Bu mahalleye ev yaptırmaya karar verdiklerinde, hepsi de bahçe içinde olan yedi ev vardı sadece. Onlarınkiyle birlikte sekiz hane olmuşlardı. Kasabanın merkezinden beş yüz metre sonraydı mahalle. İlk yıllarda elektrik bile yoktu, ama komşuluk o kadar iyiydi ki Seyfi’nin aylarca seferde olduğu gecelerde, üç yaşındaki oğlu, kundaktaki kızıyla aklına korkuyu getirmeden rahatça uyurdu. Derin bir iç çekti, yıllarca ufak kırgınlıklar dışında gül gibi geçinip gitmişlerdi. Çocuklar, kız- erkek bir arada, hayatı oyunlarla öğrenerek büyümüşler sonra da neredeyse tamamı uçup büyük şehirlere konmuşlardı. Uzun yıllar başka ev yapılmamış, otuz yıl kadar önce, şehirlerarası yolun karşı kenarı bir anda evlerle dolmuş deniz neredeyse görünmez olmuştu. Birkaç yıl öncesine kadar mutfak camından bakınca görünen kasabanın merkezine giden yol da tarihi Gazi Yakup Bey Camii de artık görünmüyordu. Eski komşuluklar kalmamıştı, önce mahallenin erkekleri ebediyete göçmüştü sıra sıra, sonra da kadınları. Geçen yıl can arkadaşı Behice’yi yolcu etmişlerdi, onun yokluğu başka koymuş, günlerce kolu kanadı kırık gezinmişti. Karşıdan onun evinin ışığını görmek bile yalnızlığını hafifletirdi. Gözleri nemlendi.
Şimdi bu salgında, geriye kalan bir kaç komşusuyla da görüşemez olmuşlardı. Akraba günü, komşu günü sadece gençlerden birinin her ay kapıdan para toplamasıyla devam ediyordu. Son yıllarda salgından önce de kimseye çat kapı gidilmiyordu ama, şimdi hepten evlere hapsolmuşlardı. On beşte bir yapılan günler, hâlâ hayatın içinde olduğunu hatırlatıyordu, giysilerini bir gün önceden ayarlıyor, heyecanla onları yemek masasının sandalyelerinin üzerine yerleştiriyordu. Merdivenin dibindeki güvez rengi koltuğa çöküverdi, çok yorgun hissetmişti birden kendini.

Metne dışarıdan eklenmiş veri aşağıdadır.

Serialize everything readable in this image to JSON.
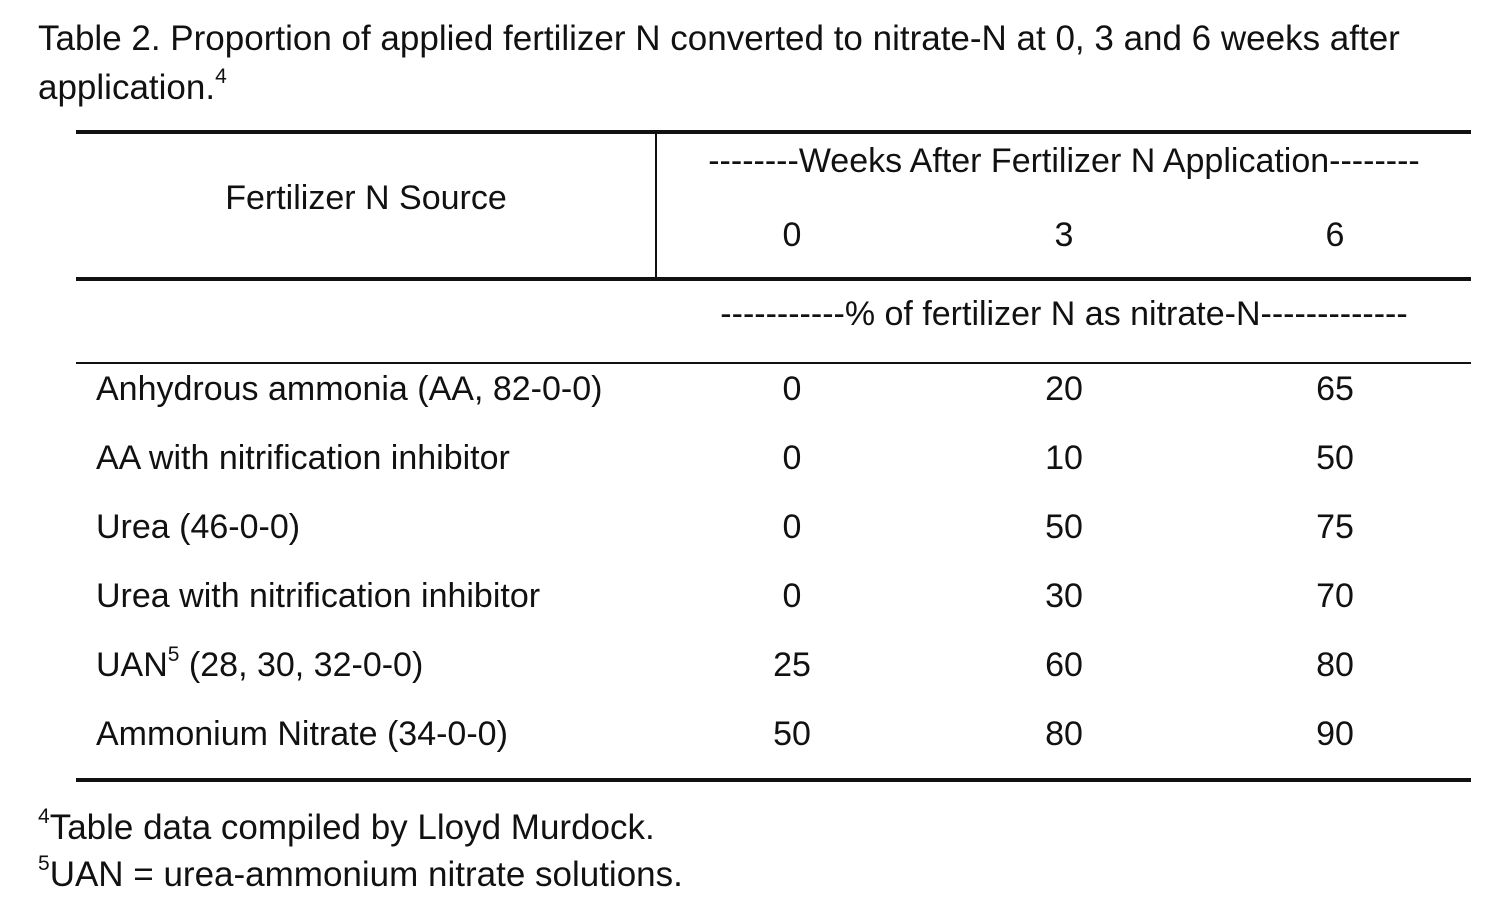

İçine bir sıkıntı çöreklendi, olacağı buydu, aylardır kimseyle oturup yüz yüze dertleştiği yoktu. Bazen verandada saatlerce tanıdık birilerinin geçmesini beklediği oluyordu. Sevdiği diziler de kaldırılmıştı. Oğlu, yardımcısı Şükran’ın hastalık geçene kadar gelmemesini, marketten gelecek çırağın ihtiyaçlarını karşılayacağını söylemiş, şu an en önemli şey senin sağlığın demişti. Dediği gibi, haftada iki gün ihtiyaçlarını getirip bir sonraki siparişlerini alıyordu bakkalın çırağı. Şimdilik tek eğlencesi onun gelişini gözlemek getirdiklerini yerleştirmekti. Bir de panayırın gelmesini beklemek…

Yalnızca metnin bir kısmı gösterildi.